The following approaches are roughly in order of isolation from your production environment:
With replica sets you can use read preferences to direct queries to appropriate servers. In versions of MongoDB prior to 2.2 the general read preferences were limited to reading from a primary or allowing reads from non-hidden secondaries with "slaveOK" (equivalent to "secondaryPreferred"). In MongoDB 2.2 there are some additional read preferences including "secondary" (read from secondary if available, otherwise error); "primary preferred" (read from primary if available .. otherwise a secondary); and "nearest" (read from nearest primary or secondary node based on network latency). The read preferences in MongoDB 2.2 can be used in conjunction with tag sets to provide even more granular control over directing queries to servers in a replica set or sharded cluster.

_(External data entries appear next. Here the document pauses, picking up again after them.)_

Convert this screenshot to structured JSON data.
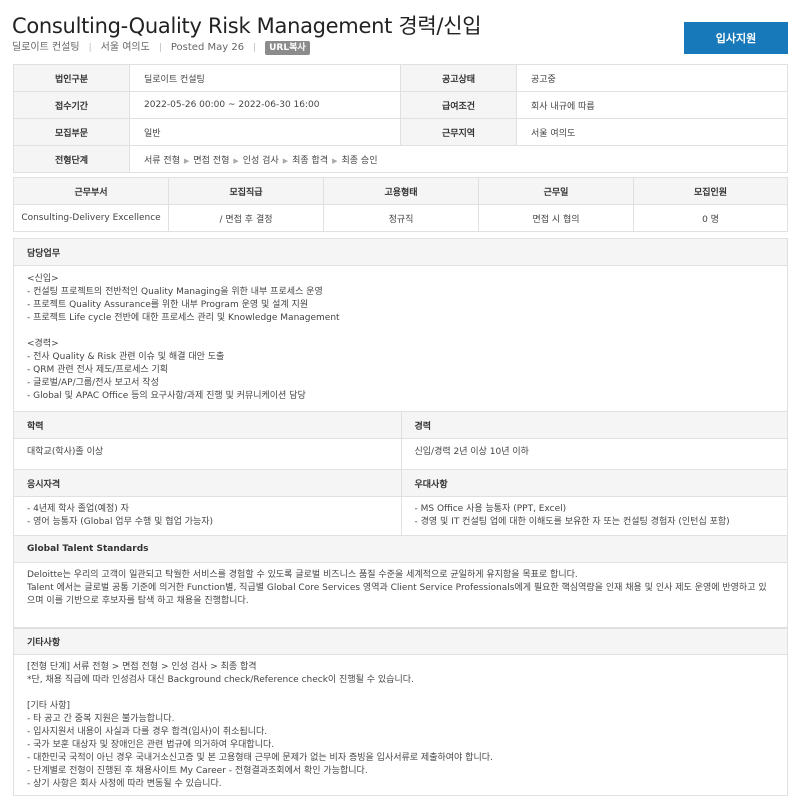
{
  "header": {
    "title": "Consulting-Quality Risk Management 경력/신입",
    "company": "딜로이트 컨설팅",
    "location": "서울 여의도",
    "posted": "Posted May 26",
    "url_copy": "URL복사",
    "apply_label": "입사지원"
  },
  "info": {
    "corp_label": "법인구분",
    "corp_value": "딜로이트 컨설팅",
    "status_label": "공고상태",
    "status_value": "공고중",
    "period_label": "접수기간",
    "period_value": "2022-05-26 00:00 ~ 2022-06-30 16:00",
    "salary_label": "급여조건",
    "salary_value": "회사 내규에 따름",
    "dept_label": "모집부문",
    "dept_value": "일반",
    "workplace_label": "근무지역",
    "workplace_value": "서울 여의도",
    "process_label": "전형단계",
    "process_steps": [
      "서류 전형",
      "면접 전형",
      "인성 검사",
      "최종 합격",
      "최종 승인"
    ]
  },
  "positions": {
    "headers": [
      "근무부서",
      "모집직급",
      "고용형태",
      "근무일",
      "모집인원"
    ],
    "row": [
      "Consulting-Delivery Excellence",
      "/ 면접 후 결정",
      "정규직",
      "면접 시 협의",
      "0 명"
    ]
  },
  "duties": {
    "title": "담당업무",
    "body": "<신입>\n- 컨설팅 프로젝트의 전반적인 Quality Managing을 위한 내부 프로세스 운영\n- 프로젝트 Quality Assurance를 위한 내부 Program 운영 및 설계 지원\n- 프로젝트 Life cycle 전반에 대한 프로세스 관리 및 Knowledge Management\n\n<경력>\n- 전사 Quality & Risk 관련 이슈 및 해결 대안 도출\n- QRM 관련 전사 제도/프로세스 기획\n- 글로벌/AP/그룹/전사 보고서 작성\n- Global 및 APAC Office 등의 요구사항/과제 진행 및 커뮤니케이션 담당"
  },
  "education": {
    "title": "학력",
    "value": "대학교(학사)졸 이상"
  },
  "career": {
    "title": "경력",
    "value": "신입/경력 2년 이상 10년 이하"
  },
  "qualification": {
    "title": "응시자격",
    "body": "- 4년제 학사 졸업(예정) 자\n- 영어 능통자 (Global 업무 수행 및 협업 가능자)"
  },
  "preference": {
    "title": "우대사항",
    "body": "- MS Office 사용 능통자 (PPT, Excel)\n- 경영 및 IT 컨설팅 업에 대한 이해도를 보유한 자 또는 컨설팅 경험자 (인턴십 포함)"
  },
  "talent": {
    "title": "Global Talent Standards",
    "body": "Deloitte는 우리의 고객이 일관되고 탁월한 서비스를 경험할 수 있도록 글로벌 비즈니스 품질 수준을 세계적으로 균일하게 유지함을 목표로 합니다.\nTalent 에서는 글로벌 공통 기준에 의거한 Function별, 직급별 Global Core Services 영역과 Client Service Professionals에게 필요한 핵심역량을 인재 채용 및 인사 제도 운영에 반영하고 있으며 이를 기반으로 후보자를 탐색 하고 채용을 진행합니다."
  },
  "etc": {
    "title": "기타사항",
    "body": "[전형 단계] 서류 전형 > 면접 전형 > 인성 검사 > 최종 합격\n*단, 채용 직급에 따라 인성검사 대신 Background check/Reference check이 진행될 수 있습니다.\n\n[기타 사항]\n- 타 공고 간 중복 지원은 불가능합니다.\n- 입사지원서 내용이 사실과 다를 경우 합격(입사)이 취소됩니다.\n- 국가 보훈 대상자 및 장애인은 관련 법규에 의거하여 우대합니다.\n- 대한민국 국적이 아닌 경우 국내거소신고증 및 본 고용형태 근무에 문제가 없는 비자 증빙을 입사서류로 제출하여야 합니다.\n- 단계별로 전형이 진행된 후 채용사이트 My Career - 전형결과조회에서 확인 가능합니다.\n- 상기 사항은 회사 사정에 따라 변동될 수 있습니다."
  }
}
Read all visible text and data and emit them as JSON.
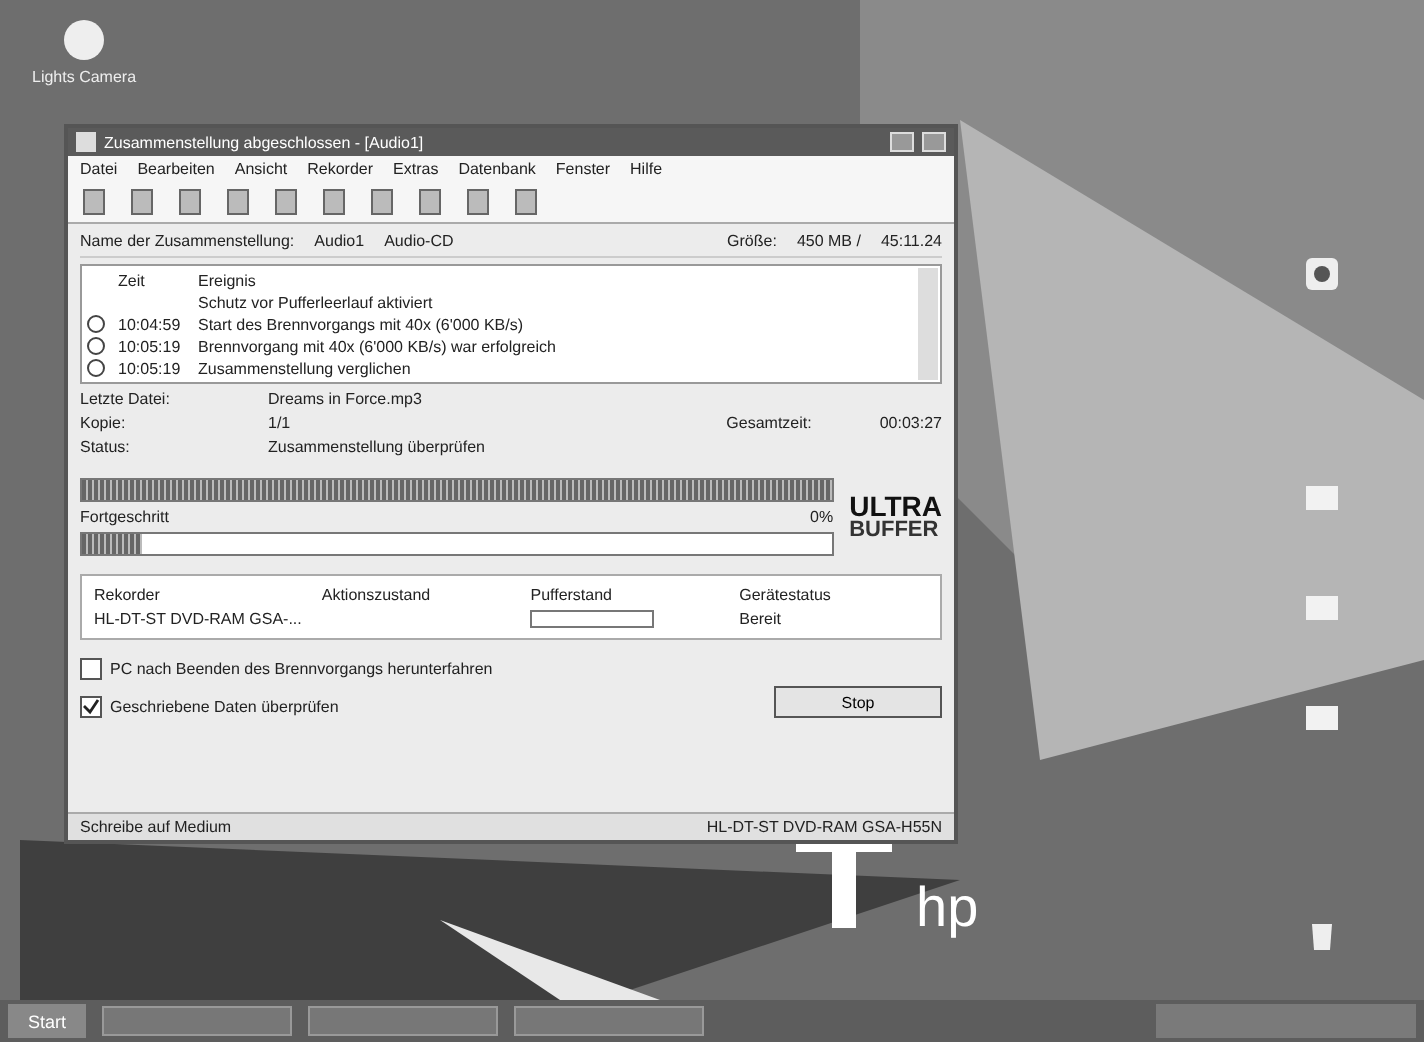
{
  "desktop": {
    "icons": [
      {
        "label": "Lights Camera"
      }
    ],
    "logo": "hp"
  },
  "window": {
    "title": "Zusammenstellung abgeschlossen - [Audio1]",
    "menu": [
      "Datei",
      "Bearbeiten",
      "Ansicht",
      "Rekorder",
      "Extras",
      "Datenbank",
      "Fenster",
      "Hilfe"
    ],
    "info": {
      "name_label": "Name der Zusammenstellung:",
      "name": "Audio1",
      "type": "Audio-CD",
      "size_label": "Größe:",
      "size": "450 MB /",
      "time": "45:11.24"
    },
    "log": {
      "columns": [
        "Zeit",
        "Ereignis"
      ],
      "rows": [
        {
          "time": "",
          "event": "Schutz vor Pufferleerlauf aktiviert",
          "icon": false
        },
        {
          "time": "10:04:59",
          "event": "Start des Brennvorgangs mit 40x (6'000 KB/s)",
          "icon": true
        },
        {
          "time": "10:05:19",
          "event": "Brennvorgang mit 40x (6'000 KB/s) war erfolgreich",
          "icon": true
        },
        {
          "time": "10:05:19",
          "event": "Zusammenstellung verglichen",
          "icon": true
        }
      ]
    },
    "details": [
      {
        "label": "Letzte Datei:",
        "value": "Dreams in Force.mp3"
      },
      {
        "label": "Kopie:",
        "value": "1/1",
        "extra_label": "Gesamtzeit:",
        "extra_value": "00:03:27"
      },
      {
        "label": "Status:",
        "value": "Zusammenstellung überprüfen"
      }
    ],
    "buffer_bar": {
      "level": 1
    },
    "progress": {
      "label": "Fortgeschritt",
      "percent": "0%",
      "level": 0.08
    },
    "logo": [
      "ULTRA",
      "BUFFER"
    ],
    "recorder": {
      "columns": [
        "Rekorder",
        "Aktionszustand",
        "Pufferstand",
        "Gerätestatus"
      ],
      "recorder": "HL-DT-ST DVD-RAM GSA-...",
      "buffer": {
        "level": 0
      },
      "status": "Bereit"
    },
    "options": [
      {
        "label": "PC nach Beenden des Brennvorgangs herunterfahren",
        "checked": false
      },
      {
        "label": "Geschriebene Daten überprüfen",
        "checked": true
      }
    ],
    "stop_button": "Stop",
    "status_bar": [
      "Schreibe auf Medium",
      "HL-DT-ST DVD-RAM GSA-H55N"
    ]
  },
  "taskbar": {
    "start": "Start"
  }
}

For MongoDB 1.8 and higher, you can use replica sets with a hidden secondary node. A hidden node will not be advertised to clients connecting to the replica set normally, but can be connected to directly for report generation. Note: the hidden node will be a read-only secondary, so this limits the use of some queries. For example, map/reduce requires write access to save to an output collection .. but you could use an inline map/reduce depending on your BI requirements.
MongoDB 2.2 has a database-level write lock (an improvement from prior versions that had a global write lock). If you need to write BI data, you can save this into a separate database to minimize lock contention. You still have to consider the overall resource effect .. for example, processing a significant number of older documents for BI purposes might compete with the caching of latest documents that are being queried by your production application.
If you want to completely separate BI data from the production environment, you could create a separate instance using one of the MongoDB backup strategies. If you have replication enabled, you can create a backup from a secondary in your replica set. Depending on the size of your data set, it will likely be faster to do a snapshot copy of the data (which includes indexes that are already built) rather than a full mongodump/mongorestore cycle.
Use a replica set and run the analysis on a secondary node (as long as only are involved).